Frequently Asked Questions
What are the main artificial intelligence security risks?
AI security risks fall into two categories. Risks to AI systems: prompt injection (ranked #1 by OWASP), data poisoning of training data, adversarial examples that fool deployed ML classifiers, model theft via API querying, and agentic AI privilege escalation. Risks from AI used as a weapon: deepfake video and voice impersonation fraud, AI-generated phishing emails at scale, and AI-assisted reconnaissance that enables faster targeted attacks. Both categories require different defenses — architectural controls for AI systems, detection and verification for AI-enabled social engineering.
What is prompt injection and why is it the top LLM risk?
Prompt injection embeds adversarial instructions inside content that an AI model processes, redirecting the model’s behavior without visible instruction from the user. Indirect prompt injection — planting malicious instructions in web pages, documents, or emails that an AI agent reads — is the dominant vector. OWASP rates it #1 in the LLM Top 10 because it affects any LLM-based agent with access to external data. CrowdStrike documented prompt injection attacks at 90+ organizations in 2025. Success rates for specific techniques exceed 88% across tested models.

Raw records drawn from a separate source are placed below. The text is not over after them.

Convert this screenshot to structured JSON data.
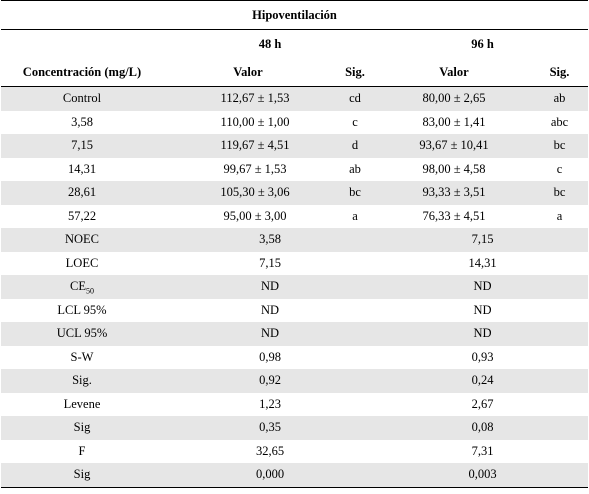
{
  "title": "Hipoventilación",
  "periods": [
    "48 h",
    "96 h"
  ],
  "headers": {
    "concentration": "Concentración (mg/L)",
    "valor_48": "Valor",
    "sig_48": "Sig.",
    "valor_96": "Valor",
    "sig_96": "Sig."
  },
  "rows": [
    {
      "label": "Control",
      "v48": "112,67 ± 1,53",
      "s48": "cd",
      "v96": "80,00 ± 2,65",
      "s96": "ab"
    },
    {
      "label": "3,58",
      "v48": "110,00 ± 1,00",
      "s48": "c",
      "v96": "83,00 ± 1,41",
      "s96": "abc"
    },
    {
      "label": "7,15",
      "v48": "119,67 ± 4,51",
      "s48": "d",
      "v96": "93,67 ± 10,41",
      "s96": "bc"
    },
    {
      "label": "14,31",
      "v48": "99,67 ± 1,53",
      "s48": "ab",
      "v96": "98,00 ± 4,58",
      "s96": "c"
    },
    {
      "label": "28,61",
      "v48": "105,30 ± 3,06",
      "s48": "bc",
      "v96": "93,33 ± 3,51",
      "s96": "bc"
    },
    {
      "label": "57,22",
      "v48": "95,00 ± 3,00",
      "s48": "a",
      "v96": "76,33 ± 4,51",
      "s96": "a"
    }
  ],
  "stats": [
    {
      "label": "NOEC",
      "v48": "3,58",
      "v96": "7,15"
    },
    {
      "label": "LOEC",
      "v48": "7,15",
      "v96": "14,31"
    },
    {
      "label": "CE",
      "sub": "50",
      "v48": "ND",
      "v96": "ND"
    },
    {
      "label": "LCL 95%",
      "v48": "ND",
      "v96": "ND"
    },
    {
      "label": "UCL 95%",
      "v48": "ND",
      "v96": "ND"
    },
    {
      "label": "S-W",
      "v48": "0,98",
      "v96": "0,93"
    },
    {
      "label": "Sig.",
      "v48": "0,92",
      "v96": "0,24"
    },
    {
      "label": "Levene",
      "v48": "1,23",
      "v96": "2,67"
    },
    {
      "label": "Sig",
      "v48": "0,35",
      "v96": "0,08"
    },
    {
      "label": "F",
      "v48": "32,65",
      "v96": "7,31"
    },
    {
      "label": "Sig",
      "v48": "0,000",
      "v96": "0,003"
    }
  ]
}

How large are deepfake fraud losses in 2025-2026?
Deepfake-enabled fraud exceeded $200 million in Q1 2025 alone. The average enterprise cost per deepfake incident is approximately $500,000; large enterprise incidents average $680,000. AI-facilitated fraud losses overall are projected to grow from $12.3 billion in 2023 to $40 billion by 2027 (Experian, 2026). Deepfake fraud attempts have increased 2,137% over three years. Human detection rates for high-quality video deepfakes are only 24.5%, making technical detection controls necessary.
What is data poisoning in AI security?
Data poisoning injects malicious samples into an AI model’s training data to cause the model to learn incorrect associations. The poisoned model behaves normally on standard test inputs but produces specific wrong outputs on trigger inputs the attacker controls. Poisoning as little as 0.001% of training data can degrade model reliability without triggering standard accuracy evaluations. For security-relevant ML models — malware classifiers, fraud detection models, network anomaly detectors — poisoning can cause them to systematically misclassify attacker-controlled inputs.
How ready are organizations to secure agentic AI?
Cisco’s State of AI Security 2026 found that 83% of organizations planned to deploy agentic AI, but only 29% felt ready to do so securely — a 54-point gap. Agentic AI systems face attack surfaces including prompt injection through retrieved content, privilege escalation through manipulated reasoning, and data exfiltration through agent actions. Most existing security frameworks were designed before widespread agentic AI deployment, and threat intelligence coverage of active agentic AI exploitation is still developing.